At that time, work had started on Microtel and Lopez hopped onto that during construction leading to the operational phase.

“It was putting together, kind of tying up the knots and the loose ends from construction over to operation. So, you know, containers arrive and you’ve got your lamps and beds and runners and you start putting training together and how to put these rooms together and the cost of, you know, labour and this and that.”

Lopez said because of that, she “learned very quickly what needed to be done to transition from construction to operation.”

Lopez worked with Microtel for about a year in their rooms division and as the housekeeping manager. When she moved to the MStar project, she was given the General Manager position because of her experience with Microtel and because of her general knowledge, she thinks.

“Maybe having insight from being a city girl and having travelled, and also understanding the big flow of a project…my parents kind of grew up with janitorial background and I would go with them, anywhere from the Swiss Embassy in Ottawa to women’s shelters,” she said. “So I always knew, you know, the need in janitorial and hospitality and housekeeping. It just seemed to be like all my life experiences just matched what needed to be done, right, with the position as a General Manager for MStar.”

Along with her experience helping in her career, Lopez has found that her knowledge and experience in psychology has helped in her everyday life, too.

She’s found it has helped in dealing with everyday problems or any issues staff may have, or dealing with something larger, such as the two suicides that recently occurred in Lopez’s inner circle.

“My background kind of allowed me to be a bit of the glue in between the families and friends,” she said.

As difficult as that situation was, Lopez said she is grateful for the friends she’s made in her time here. She said that she doesn’t have any plans to go anywhere any time soon as she has fallen in love with Kitimat and absolutely considers it her home.

“This is the longest I’ve ever lived anywhere in my life, which has been, it’s going on nine years,” she said.

“I literally feel privileged and just so lucky, you know, to just live in this corner, where we have ocean, mountain, rainforest, you know, rivers and fishing, and the community,” she said. “It was just so welcoming from [the beginning].”

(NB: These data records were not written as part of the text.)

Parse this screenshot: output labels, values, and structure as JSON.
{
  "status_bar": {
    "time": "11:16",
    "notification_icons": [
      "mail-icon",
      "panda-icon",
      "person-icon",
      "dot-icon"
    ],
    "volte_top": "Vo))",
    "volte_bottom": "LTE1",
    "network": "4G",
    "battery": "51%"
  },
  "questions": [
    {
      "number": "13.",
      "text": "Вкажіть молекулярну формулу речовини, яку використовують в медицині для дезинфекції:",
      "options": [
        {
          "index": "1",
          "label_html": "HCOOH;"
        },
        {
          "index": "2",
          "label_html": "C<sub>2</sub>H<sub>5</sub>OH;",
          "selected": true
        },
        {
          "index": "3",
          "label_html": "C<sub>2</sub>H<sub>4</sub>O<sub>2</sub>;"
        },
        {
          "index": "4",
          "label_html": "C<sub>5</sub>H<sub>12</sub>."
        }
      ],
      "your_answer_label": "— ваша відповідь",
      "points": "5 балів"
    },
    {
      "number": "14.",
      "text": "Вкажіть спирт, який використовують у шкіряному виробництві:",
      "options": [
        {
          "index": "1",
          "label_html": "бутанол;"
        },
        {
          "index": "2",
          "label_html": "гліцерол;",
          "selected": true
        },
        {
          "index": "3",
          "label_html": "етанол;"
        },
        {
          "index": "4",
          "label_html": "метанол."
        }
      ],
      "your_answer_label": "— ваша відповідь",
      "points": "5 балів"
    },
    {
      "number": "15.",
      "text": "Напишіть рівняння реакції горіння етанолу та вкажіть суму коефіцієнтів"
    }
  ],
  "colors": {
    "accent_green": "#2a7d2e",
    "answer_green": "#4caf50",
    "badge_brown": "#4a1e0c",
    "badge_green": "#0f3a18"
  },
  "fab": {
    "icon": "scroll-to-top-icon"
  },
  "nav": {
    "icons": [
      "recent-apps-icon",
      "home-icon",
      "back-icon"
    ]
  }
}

Lopez married a local Kitimatian last year at the Rod and Gun Club, and loves the close-knit community circle the town provides.

“It’s home. We travel quite a bit, outside of the country, within the country. And you just come down that hill and it’s like, home.”

Lopez hopes to go back to school next September and possibly finish a PhD, but she also said she loves her current job and doesn’t want to leave it.

“I love what I do. I love the flexibility. I love that I can be a mom and, you know, kind of come and go as I please,” she said. “I do feel that, you know, I’m just kind of starting my career now.”